TROPICAL Storm Isaias is smashing parts of the East Coast and bringing tornadoes with it as it continues to head north.
The storm left a trail of wreckage in its wake as it made landfall in North Carolina as a hurricane, with its strong wind gusts tossing boats against docks and displacing a still growing number of people due to floods and fires.
At least one person is dead after the storm's tornado's hit a mobile home park in Windsor, North Carolina. Bertie County Sheriff John Holley told reporters 10 homes were destroyed and authorities were looking for missing people as they aided the dozens injured.
"It doesn’t look real, it looks like something on TV. Nothing is there," Holley told the AP. "All my officers are down there at this time. Pretty much the entire trailer park is gone."
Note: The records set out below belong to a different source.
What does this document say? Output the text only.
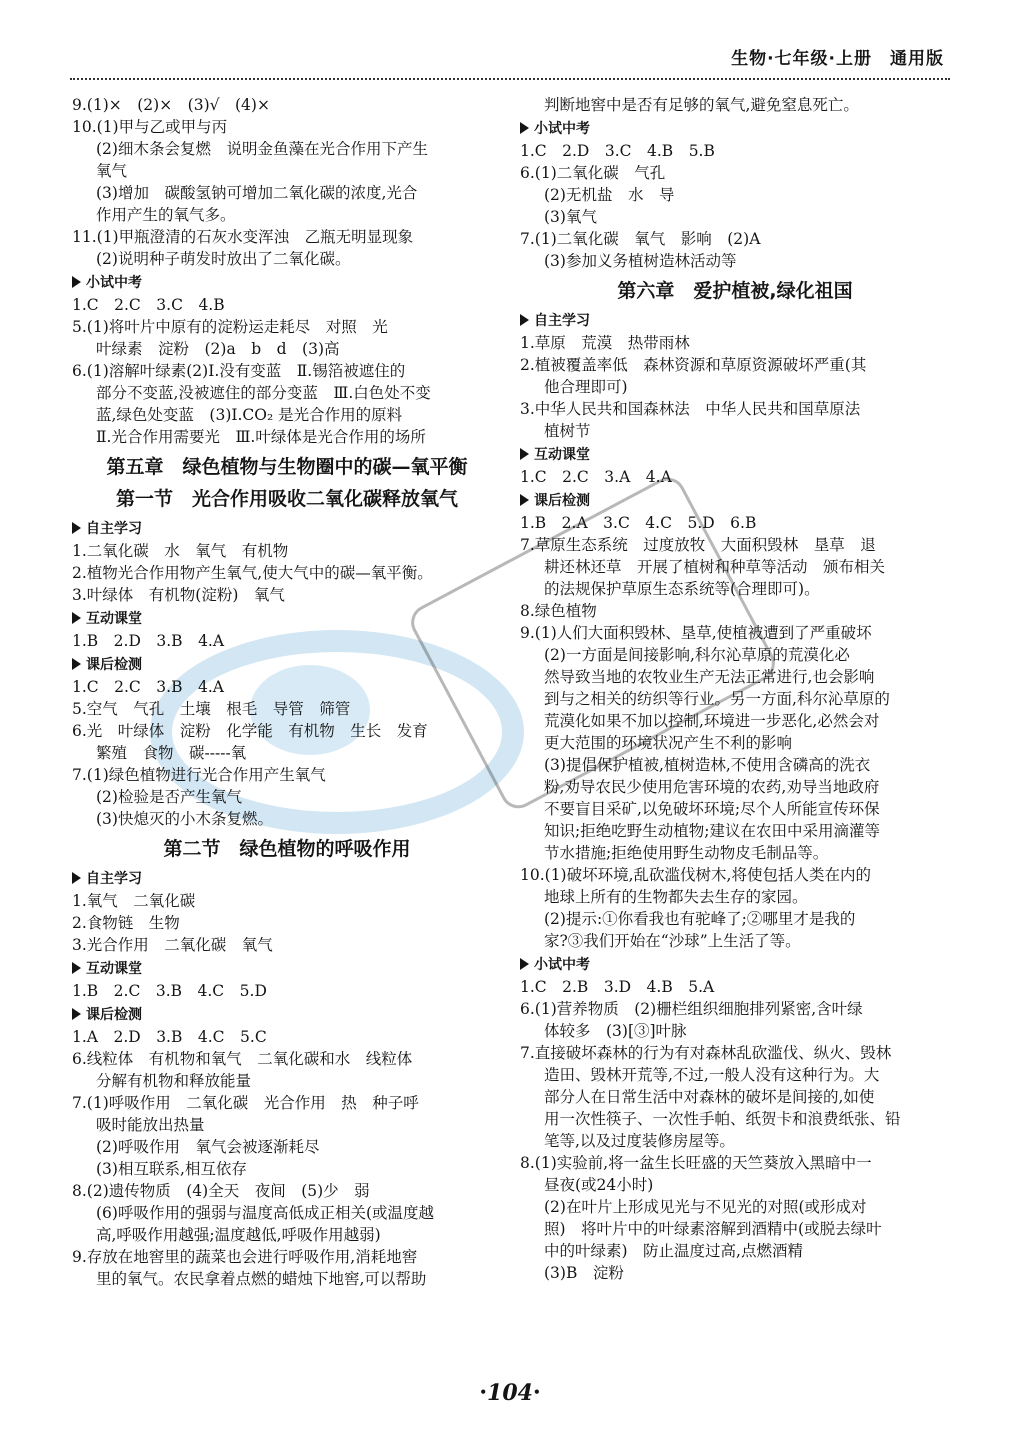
生物·七年级·上册　通用版
9.(1)×　(2)×　(3)√　(4)×
10.(1)甲与乙或甲与丙
(2)细木条会复燃　说明金鱼藻在光合作用下产生
氧气
(3)增加　碳酸氢钠可增加二氧化碳的浓度,光合
作用产生的氧气多。
11.(1)甲瓶澄清的石灰水变浑浊　乙瓶无明显现象
(2)说明种子萌发时放出了二氧化碳。
小试中考
1.C　2.C　3.C　4.B
5.(1)将叶片中原有的淀粉运走耗尽　对照　光
叶绿素　淀粉　(2)a　b　d　(3)高
6.(1)溶解叶绿素(2)Ⅰ.没有变蓝　Ⅱ.锡箔被遮住的
部分不变蓝,没被遮住的部分变蓝　Ⅲ.白色处不变
蓝,绿色处变蓝　(3)Ⅰ.CO₂ 是光合作用的原料
Ⅱ.光合作用需要光　Ⅲ.叶绿体是光合作用的场所
第五章　绿色植物与生物圈中的碳—氧平衡
第一节　光合作用吸收二氧化碳释放氧气
自主学习
1.二氧化碳　水　氧气　有机物
2.植物光合作用物产生氧气,使大气中的碳—氧平衡。
3.叶绿体　有机物(淀粉)　氧气
互动课堂
1.B　2.D　3.B　4.A
课后检测
1.C　2.C　3.B　4.A
5.空气　气孔　土壤　根毛　导管　筛管
6.光　叶绿体　淀粉　化学能　有机物　生长　发育
繁殖　食物　碳-----氧
7.(1)绿色植物进行光合作用产生氧气
(2)检验是否产生氧气
(3)快熄灭的小木条复燃。
第二节　绿色植物的呼吸作用
自主学习
1.氧气　二氧化碳
2.食物链　生物
3.光合作用　二氧化碳　氧气
互动课堂
1.B　2.C　3.B　4.C　5.D
课后检测
1.A　2.D　3.B　4.C　5.C
6.线粒体　有机物和氧气　二氧化碳和水　线粒体
分解有机物和释放能量
7.(1)呼吸作用　二氧化碳　光合作用　热　种子呼
吸时能放出热量
(2)呼吸作用　氧气会被逐渐耗尽
(3)相互联系,相互依存
8.(2)遗传物质　(4)全天　夜间　(5)少　弱
(6)呼吸作用的强弱与温度高低成正相关(或温度越
高,呼吸作用越强;温度越低,呼吸作用越弱)
9.存放在地窖里的蔬菜也会进行呼吸作用,消耗地窖
里的氧气。农民拿着点燃的蜡烛下地窖,可以帮助
判断地窖中是否有足够的氧气,避免窒息死亡。
小试中考
1.C　2.D　3.C　4.B　5.B
6.(1)二氧化碳　气孔
(2)无机盐　水　导
(3)氧气
7.(1)二氧化碳　氧气　影响　(2)A
(3)参加义务植树造林活动等
第六章　爱护植被,绿化祖国
自主学习
1.草原　荒漠　热带雨林
2.植被覆盖率低　森林资源和草原资源破坏严重(其
他合理即可)
3.中华人民共和国森林法　中华人民共和国草原法
植树节
互动课堂
1.C　2.C　3.A　4.A
课后检测
1.B　2.A　3.C　4.C　5.D　6.B
7.草原生态系统　过度放牧　大面积毁林　垦草　退
耕还林还草　开展了植树和种草等活动　颁布相关
的法规保护草原生态系统等(合理即可)。
8.绿色植物
9.(1)人们大面积毁林、垦草,使植被遭到了严重破坏
(2)一方面是间接影响,科尔沁草原的荒漠化必
然导致当地的农牧业生产无法正常进行,也会影响
到与之相关的纺织等行业。另一方面,科尔沁草原的
荒漠化如果不加以控制,环境进一步恶化,必然会对
更大范围的环境状况产生不利的影响
(3)提倡保护植被,植树造林,不使用含磷高的洗衣
粉,劝导农民少使用危害环境的农药,劝导当地政府
不要盲目采矿,以免破坏环境;尽个人所能宣传环保
知识;拒绝吃野生动植物;建议在农田中采用滴灌等
节水措施;拒绝使用野生动物皮毛制品等。
10.(1)破坏环境,乱砍滥伐树木,将使包括人类在内的
地球上所有的生物都失去生存的家园。
(2)提示:①你看我也有驼峰了;②哪里才是我的
家?③我们开始在“沙球”上生活了等。
小试中考
1.C　2.B　3.D　4.B　5.A
6.(1)营养物质　(2)栅栏组织细胞排列紧密,含叶绿
体较多　(3)[③]叶脉
7.直接破坏森林的行为有对森林乱砍滥伐、纵火、毁林
造田、毁林开荒等,不过,一般人没有这种行为。大
部分人在日常生活中对森林的破坏是间接的,如使
用一次性筷子、一次性手帕、纸贺卡和浪费纸张、铅
笔等,以及过度装修房屋等。
8.(1)实验前,将一盆生长旺盛的天竺葵放入黑暗中一
昼夜(或24小时)
(2)在叶片上形成见光与不见光的对照(或形成对
照)　将叶片中的叶绿素溶解到酒精中(或脱去绿叶
中的叶绿素)　防止温度过高,点燃酒精
(3)B　淀粉
•104•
North Carolinians had a rude wake-up call when the hurricane's eye made landfall just after 11pm last night over Ocean Isle Beach, bringing with it 85 MPH winds.
Oceanside dwellers could expect a storm surge of up to five feet and even eight inches of rainfall in some spots, the Hurricane Center warned.
Forecasters tout fears of hurricane-force gusts returning in the Chesapeake Bay region as Isaias moves north, bringing with it tropical storm conditions across New England Tuesday.
Updating the public with the storm's wild trajectory, the National Hurricane Center last warned on social media "Isaias poses a significant risk of life-threatening flash and urban flooding from heavy rainfall for areas along and just west of the I-95 corridor through tonight, from northern Virginia into upstate New York."
Hurricane specialist Robbie Berg said the storm will continue well into this week.
"We don’t think there is going to be a whole lot of weakening, we still think there’s going to be very strong and gusty winds that will affect much of the mid-Atlantic and the Northeast over the next day or two."
The storm has already left mass devastation in its path north, having killed two people in the Caribbean and wrecking the Bahamas before it touched Florida. Isaias, spawning multiple tornados, caused over 700,000 customers to lose electricity as it downed trees that hit power lines in North Carolina and Virginia. More tornados are expected to hit Kilmarnock, Virginia and Vienna, Maryland.
The weather service also said most of Isaias' damages come east and north it where its eye struck land. Tuesday morning's sight in North Carolina saw hundreds of people raking debris and picking up whatever they could salvage. Authorities in the state's Oak Island had to rescue five adults and three children after the storm touched land, which damaged the waterfront and completely rendered electricity and sewer facilities useless.
In Ocean Isle Beach, North Carolina, five home caught fire, and dozens of others were flooded. Mayor Debbie Smith told WECT-TV many hunkered down as they believed Isaias would remain a tropical storm as it was originally categorized. Some firefighters from Horry County, South Carolina, crossed state lines to help with the storm, spokesperson Tony Casey told the AP.
As the storm made its way north, 30 more people were displaced from Surf City, North Carolina just as dozens of homes were damaged by falling trees in Suffolk, Virginia. Myrtle Beach, South Carolina, experienced its third-highest water level since it began recording water levels in 1976, with 1989's Hurricane Hugo and 2016's Hurricane Matthew sending more water inland.